FOREVER FOR A LITTLE WHILE by The Green Pajamas (on Green Monkey Records – The band’s from Seattle, Washington). 

One line intro: If it’s possible that to consolidate all you’ve done in the past and hit your peak after 25+ albums, Forever for a Little While is a case in point.

Standout Track Six Minutes in Heaven

THE ORGANIC BAND by Babe Rainbow (on Eureka Music – from Australia)

One line intro: I once described Babe Rainbow to a friend as King Gizzard forced to create conventional psych-rock pop songs, and The Organic Band pulls all of Babe Rainbow’s charms into a single album.

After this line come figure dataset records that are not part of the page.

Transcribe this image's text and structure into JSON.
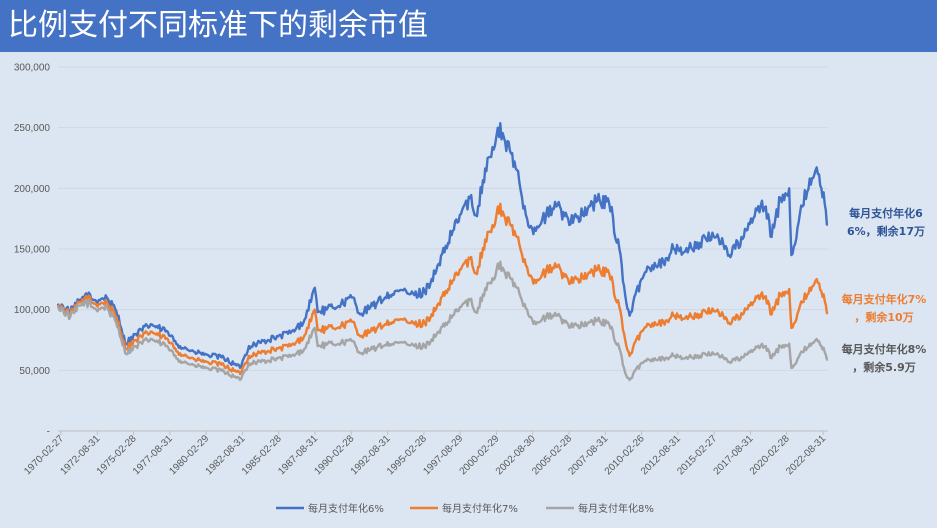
{
  "title": "比例支付不同标准下的剩余市值",
  "chart_data": {
    "type": "line",
    "ylim": [
      0,
      300000
    ],
    "y_ticks": [
      "-",
      "50,000",
      "100,000",
      "150,000",
      "200,000",
      "250,000",
      "300,000"
    ],
    "x_labels": [
      "1970-02-27",
      "1972-08-31",
      "1975-02-28",
      "1977-08-31",
      "1980-02-29",
      "1982-08-31",
      "1985-02-28",
      "1987-08-31",
      "1990-02-28",
      "1992-08-31",
      "1995-02-28",
      "1997-08-29",
      "2000-02-29",
      "2002-08-30",
      "2005-02-28",
      "2007-08-31",
      "2010-02-26",
      "2012-08-31",
      "2015-02-27",
      "2017-08-31",
      "2020-02-28",
      "2022-08-31"
    ],
    "grid": true,
    "legend_position": "bottom",
    "series": [
      {
        "name": "每月支付年化6%",
        "color": "#4472c4",
        "x": [
          1970.16,
          1971.0,
          1972.0,
          1972.7,
          1973.5,
          1974.3,
          1974.75,
          1975.5,
          1976.5,
          1977.5,
          1978.5,
          1979.5,
          1980.3,
          1981.5,
          1982.6,
          1983.2,
          1984.5,
          1985.2,
          1986.3,
          1987.0,
          1987.7,
          1987.9,
          1988.5,
          1989.5,
          1990.3,
          1990.8,
          1991.5,
          1992.5,
          1993.5,
          1994.5,
          1995.2,
          1996.0,
          1996.8,
          1997.6,
          1998.3,
          1998.7,
          1999.5,
          2000.0,
          2000.2,
          2000.7,
          2001.5,
          2002.2,
          2002.8,
          2003.5,
          2004.2,
          2005.0,
          2006.0,
          2007.0,
          2007.8,
          2008.5,
          2008.9,
          2009.2,
          2010.0,
          2010.5,
          2011.5,
          2012.2,
          2013.0,
          2014.0,
          2015.2,
          2016.0,
          2017.0,
          2017.9,
          2018.5,
          2018.9,
          2019.5,
          2020.1,
          2020.25,
          2021.0,
          2021.5,
          2021.9,
          2022.3,
          2022.6,
          2022.75
        ],
        "values": [
          105000,
          98000,
          112000,
          108000,
          110000,
          95000,
          72000,
          80000,
          88000,
          82000,
          70000,
          65000,
          63000,
          60000,
          52000,
          70000,
          75000,
          78000,
          82000,
          92000,
          118000,
          98000,
          100000,
          105000,
          110000,
          96000,
          102000,
          110000,
          116000,
          112000,
          115000,
          132000,
          155000,
          178000,
          192000,
          178000,
          225000,
          235000,
          250000,
          238000,
          215000,
          175000,
          165000,
          178000,
          185000,
          175000,
          178000,
          190000,
          188000,
          150000,
          112000,
          95000,
          125000,
          135000,
          140000,
          150000,
          148000,
          155000,
          162000,
          145000,
          160000,
          182000,
          185000,
          160000,
          192000,
          200000,
          145000,
          185000,
          208000,
          215000,
          200000,
          182000,
          170000
        ]
      },
      {
        "name": "每月支付年化7%",
        "color": "#ed7d31",
        "x": [
          1970.16,
          1971.0,
          1972.0,
          1972.7,
          1973.5,
          1974.3,
          1974.75,
          1975.5,
          1976.5,
          1977.5,
          1978.5,
          1979.5,
          1980.3,
          1981.5,
          1982.6,
          1983.2,
          1984.5,
          1985.2,
          1986.3,
          1987.0,
          1987.7,
          1987.9,
          1988.5,
          1989.5,
          1990.3,
          1990.8,
          1991.5,
          1992.5,
          1993.5,
          1994.5,
          1995.2,
          1996.0,
          1996.8,
          1997.6,
          1998.3,
          1998.7,
          1999.5,
          2000.0,
          2000.2,
          2000.7,
          2001.5,
          2002.2,
          2002.8,
          2003.5,
          2004.2,
          2005.0,
          2006.0,
          2007.0,
          2007.8,
          2008.5,
          2008.9,
          2009.2,
          2010.0,
          2010.5,
          2011.5,
          2012.2,
          2013.0,
          2014.0,
          2015.2,
          2016.0,
          2017.0,
          2017.9,
          2018.5,
          2018.9,
          2019.5,
          2020.1,
          2020.25,
          2021.0,
          2021.5,
          2021.9,
          2022.3,
          2022.6,
          2022.75
        ],
        "values": [
          104000,
          96000,
          110000,
          105000,
          106000,
          90000,
          68000,
          75000,
          82000,
          76000,
          64000,
          59000,
          57000,
          54000,
          47000,
          62000,
          66000,
          68000,
          71000,
          79000,
          100000,
          83000,
          84000,
          87000,
          90000,
          78000,
          82000,
          88000,
          92000,
          88000,
          89000,
          101000,
          117000,
          133000,
          142000,
          130000,
          164000,
          170000,
          185000,
          175000,
          160000,
          135000,
          122000,
          132000,
          135000,
          125000,
          126000,
          133000,
          130000,
          102000,
          75000,
          62000,
          82000,
          88000,
          90000,
          95000,
          93000,
          96000,
          100000,
          89000,
          97000,
          110000,
          111000,
          96000,
          113000,
          117000,
          85000,
          106000,
          118000,
          124000,
          115000,
          104000,
          97000
        ]
      },
      {
        "name": "每月支付年化8%",
        "color": "#a5a5a5",
        "x": [
          1970.16,
          1971.0,
          1972.0,
          1972.7,
          1973.5,
          1974.3,
          1974.75,
          1975.5,
          1976.5,
          1977.5,
          1978.5,
          1979.5,
          1980.3,
          1981.5,
          1982.6,
          1983.2,
          1984.5,
          1985.2,
          1986.3,
          1987.0,
          1987.7,
          1987.9,
          1988.5,
          1989.5,
          1990.3,
          1990.8,
          1991.5,
          1992.5,
          1993.5,
          1994.5,
          1995.2,
          1996.0,
          1996.8,
          1997.6,
          1998.3,
          1998.7,
          1999.5,
          2000.0,
          2000.2,
          2000.7,
          2001.5,
          2002.2,
          2002.8,
          2003.5,
          2004.2,
          2005.0,
          2006.0,
          2007.0,
          2007.8,
          2008.5,
          2008.9,
          2009.2,
          2010.0,
          2010.5,
          2011.5,
          2012.2,
          2013.0,
          2014.0,
          2015.2,
          2016.0,
          2017.0,
          2017.9,
          2018.5,
          2018.9,
          2019.5,
          2020.1,
          2020.25,
          2021.0,
          2021.5,
          2021.9,
          2022.3,
          2022.6,
          2022.75
        ],
        "values": [
          103000,
          94000,
          107000,
          101000,
          102000,
          85000,
          64000,
          70000,
          76000,
          70000,
          58000,
          54000,
          52000,
          49000,
          42000,
          56000,
          58000,
          60000,
          62000,
          68000,
          85000,
          70000,
          71000,
          73000,
          74000,
          64000,
          67000,
          71000,
          73000,
          70000,
          70000,
          79000,
          90000,
          102000,
          108000,
          98000,
          122000,
          126000,
          138000,
          130000,
          118000,
          100000,
          88000,
          94000,
          95000,
          88000,
          87000,
          91000,
          88000,
          68000,
          48000,
          42000,
          56000,
          59000,
          60000,
          62000,
          60000,
          62000,
          64000,
          57000,
          61000,
          69000,
          70000,
          60000,
          70000,
          72000,
          52000,
          65000,
          72000,
          75000,
          70000,
          63000,
          59000
        ]
      }
    ],
    "annotations": [
      {
        "lines": [
          "每月支付年化6",
          "6%，剩余17万"
        ],
        "color": "#2f5597"
      },
      {
        "lines": [
          "每月支付年化7%",
          "，剩余10万"
        ],
        "color": "#ed7d31"
      },
      {
        "lines": [
          "每月支付年化8%",
          "，剩余5.9万"
        ],
        "color": "#595959"
      }
    ]
  }
}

Standout Track All the Power

WAITING TO SHARE by The Backseat Lovers (on UMG – The Backseat Lovers are from Provo, Utah)

One line intro: Anguish as art is not a new indie idea, but as Paul Simon wrote in Boy in the Bubble, “every generation throws a hero up the pop charts,” and in the case of The Backseat Lovers, anguish and song dynamics go hand in hand.

Standout Track Know Your Name

ICE, DEATH, PLANETS, LUNGS, MUSHROOMS AND LAVA by King Gizzard and the Lizard Wizard (on KGLW Records – King Gizzard is from Australia)

One line intro: Just keeping track of the band’s releases is a full time job, and no more so than in 2022, but this album pulls everything good about KGLW into one neat package: it’s both way way out there and eminently listenable.

Standout Track Hell’s Itch

LUCIFER ON THE SOFA by Spoon (on Matador Records – Spoon’s from Austin, Texas)

One line intro: Another high point in Spoon’s seventeen year career.